La Banque centrale européenne (BCE) a annoncé jeudi le maintien à 1,50% de son taux directeur, référence du coût du crédit en zone euro, malgré la forte dégradation de la situation économique et financière mondiale.
Les tenants d'une politique monétaire rigoureuse semblent l'avoir emporté dans un contexte de bond de l'inflation en septembre en zone euro. Un relâchement du crédit aurait permis de donner de l'oxygène à l'économie de la zone, engluée dans une crise de la dette qui menace la Grèce de faillite.
Aussitôt, la Bourse de Francfort, déçue, a marqué le pas après avoir évolué en bonne hausse toute la matinée dans l'espoir d'"une action coordonnée" pour recapitaliser les banques de la région.
Le président de la BCE, le Français Jean-Claude Trichet, qui présidait sa dernière réunion sur les taux, décentralisée à Berlin, avant de laisser la place le 1er novembre à l'Italien Mario Draghi, doit donner une conférence de presse à partir de 12H30 GMT.
La plupart des économistes s'attendent à ce qu'il laisse entendre une baisse dès le mois prochain ou au plus tard en décembre, en raison de la dégradation inquiétante des principaux indicateurs économiques.
Mercredi, le FMI avait invité les banques centrales à "faire une pause ou machine arrière" dans leur politique monétaire, redoutant une récession au niveau mondial en 2012.

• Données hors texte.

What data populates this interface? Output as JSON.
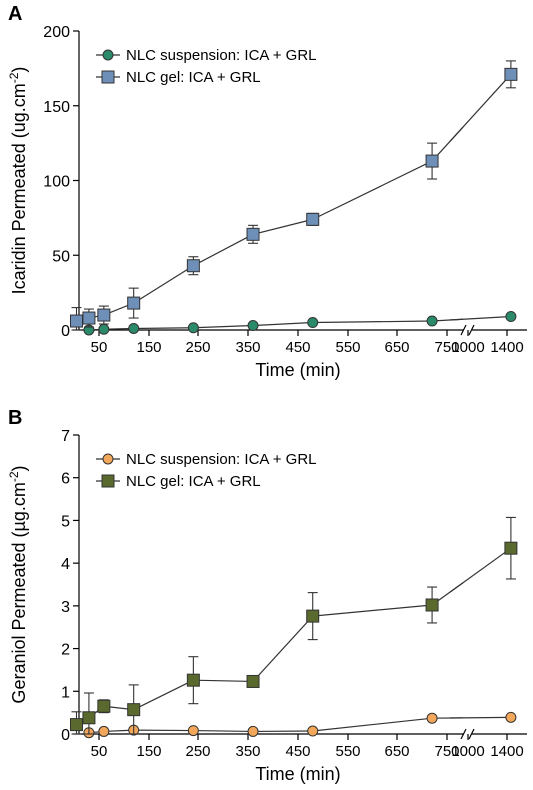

Après les deux hausses opérées en avril et juillet, de 25 points de base à chaque fois, la BCE semblait depuis quelques semaines prête à suivre cette voie. Mais c'était compter sans l'inflation.

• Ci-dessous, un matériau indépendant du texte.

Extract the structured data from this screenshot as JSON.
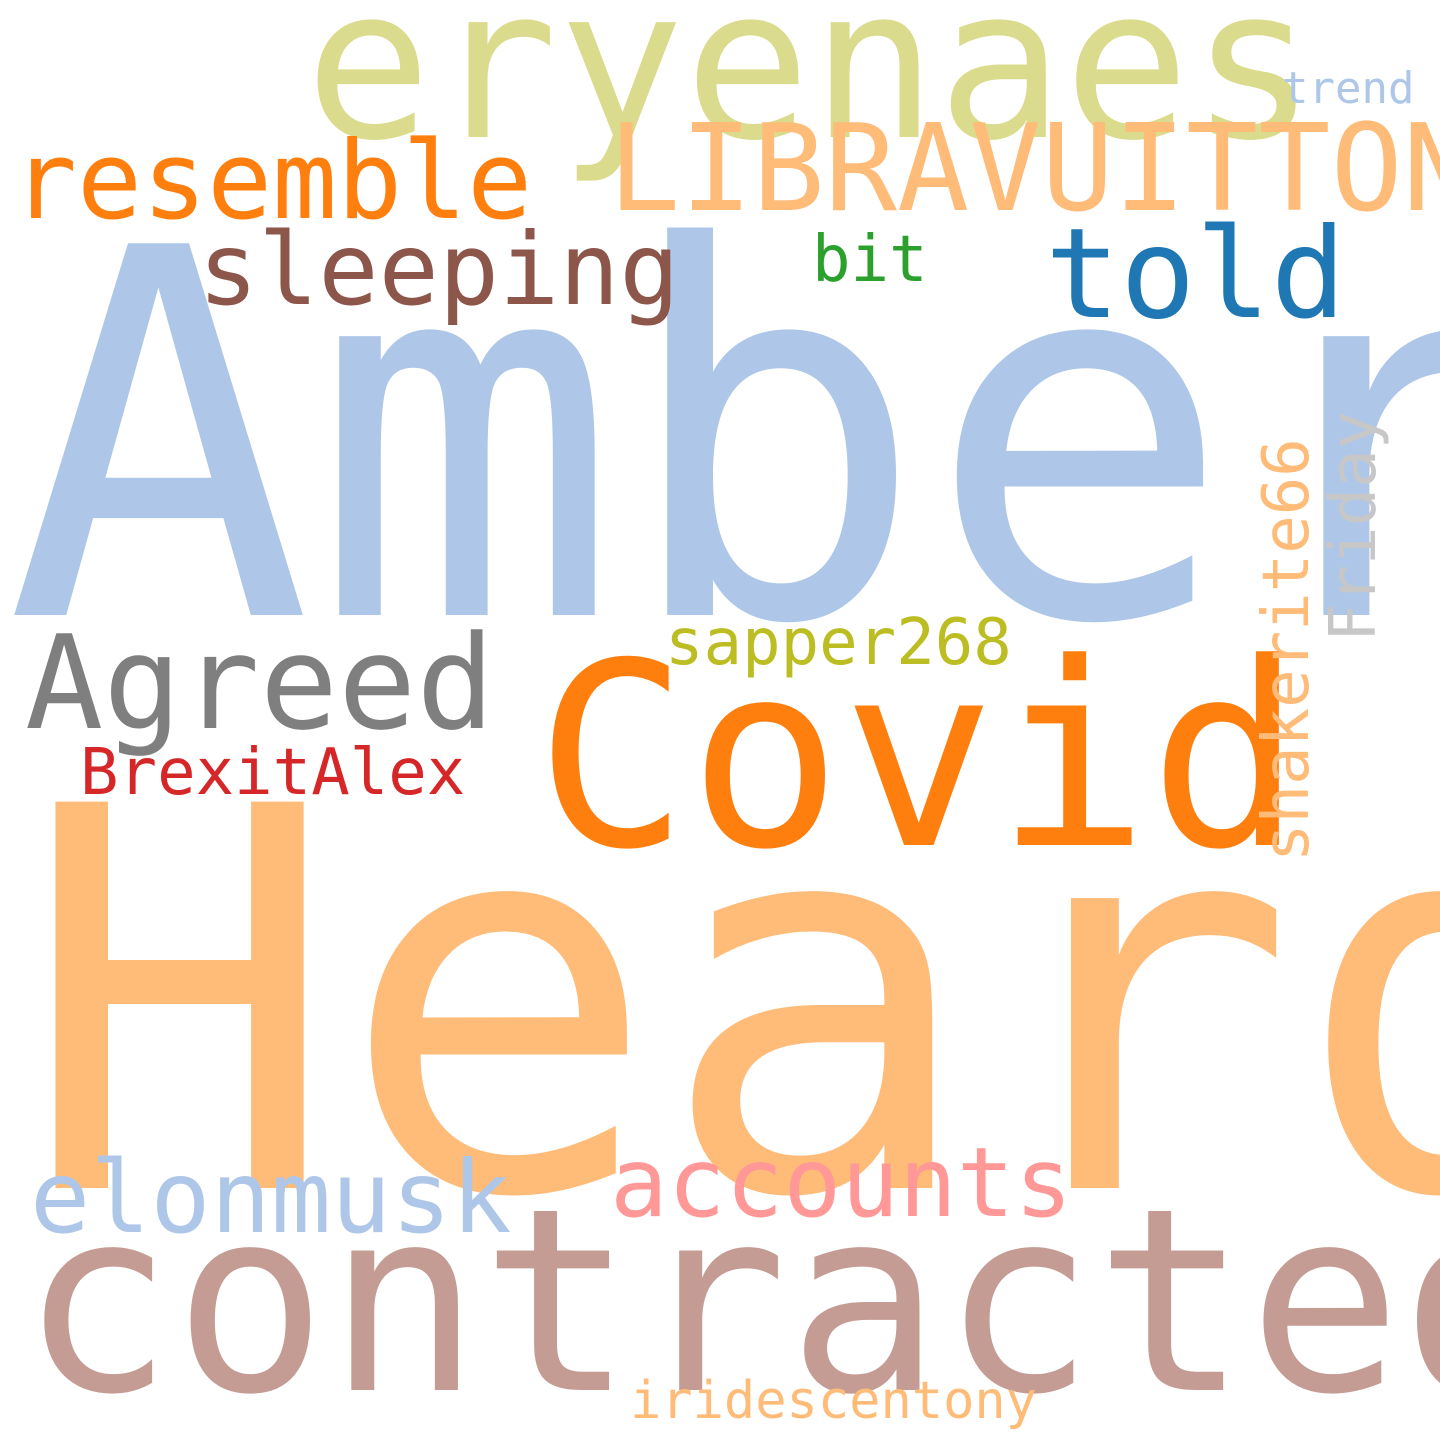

La hausse des prix s'est établie en septembre à 3%, selon des données provisoires publiées vendredi. Au plus haut depuis mi-2008, elle se situe pour le dixième mois d'affilée au-dessus du seuil de 2% en rythme annuel visé sur le moyen terme par la BCE.
Bien que tout le monde - y compris M. Trichet - s'accorde à penser qu'il s'agit d'un phénomène transitoire, lié au coût des matières premières et de l'énergie, "les faucons du conseil des gouverneurs seront particulièrement circonspects concernant une baisse", avait prédit avant la décision Christian Schulz, de Berenberg Bank.

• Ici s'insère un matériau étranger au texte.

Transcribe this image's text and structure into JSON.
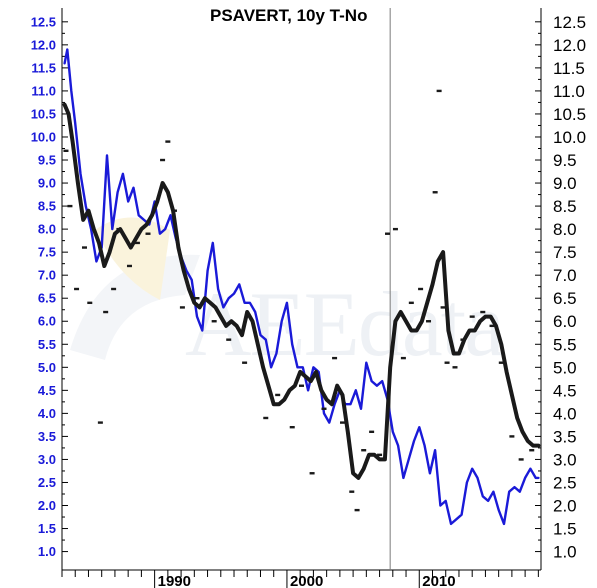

M. Trichet devrait en revanche annoncer dès ce jeudi de nouvelles actions en faveur des banques de la zone euro.
Mercredi, la chancelière allemande Angela Merkel avait exhorté l'Europe à accélérer la recapitalisation des banques qui en ont besoin tandis que, selon plusieurs sources, les ministres européens des Finances ont demandé au régulateur bancaire européen (EBA) de plancher sur les éventuels besoin en recapitalisation dans l'hypothèse d'une importante décote des titres grecs.
Signe du malaise dans ce secteur: les dépôts au jour le jour auprès de la BCE connaissent depuis fin août des pics importants, les banques en excès de liquidités préférant les placer auprès d'elle que de les prêter à d'autres établissements qui en auraient besoin. En outre la BCE a été contrainte de réactiver son programme de prêt en dollars, certains établissements semblant dans l'incapacité de se refinancer sur ce marché.
Alors qu'elle leur prête déjà à taux fixe et pour des montants illimités sur une semaine, un mois et trois mois, l'institution monétaire de Francfort (ouest) pourrait annoncer une nouvelle opération sur six mois et offrir sa première opération sur un an depuis décembre 2009.
Elle pourrait aussi réintroduire son programme de rachat d'obligations sécurisées, destiné également à les aider à se refinancer.
Les déclarations de M. Trichet sur le programme controversé de rachat d'obligations publiques sur le marché secondaire de la BCE seront également guettées, comme celles sur la possibilité de permettre au fonds de secours européen, le FESF, et à son successeur en 2013, le MES, de se refinancer auprès d'elle. Une éventualité qui n'a pas sa faveur.
La dernière conférence de presse de M. Trichet, à l'issue d'un mandat de huit ans, s'annonce "particulièrement poignante", selon les économistes de RBS. "Il part dans une période de grande incertitude et laisse à M. Draghi une BCE en mode de gestion de crise".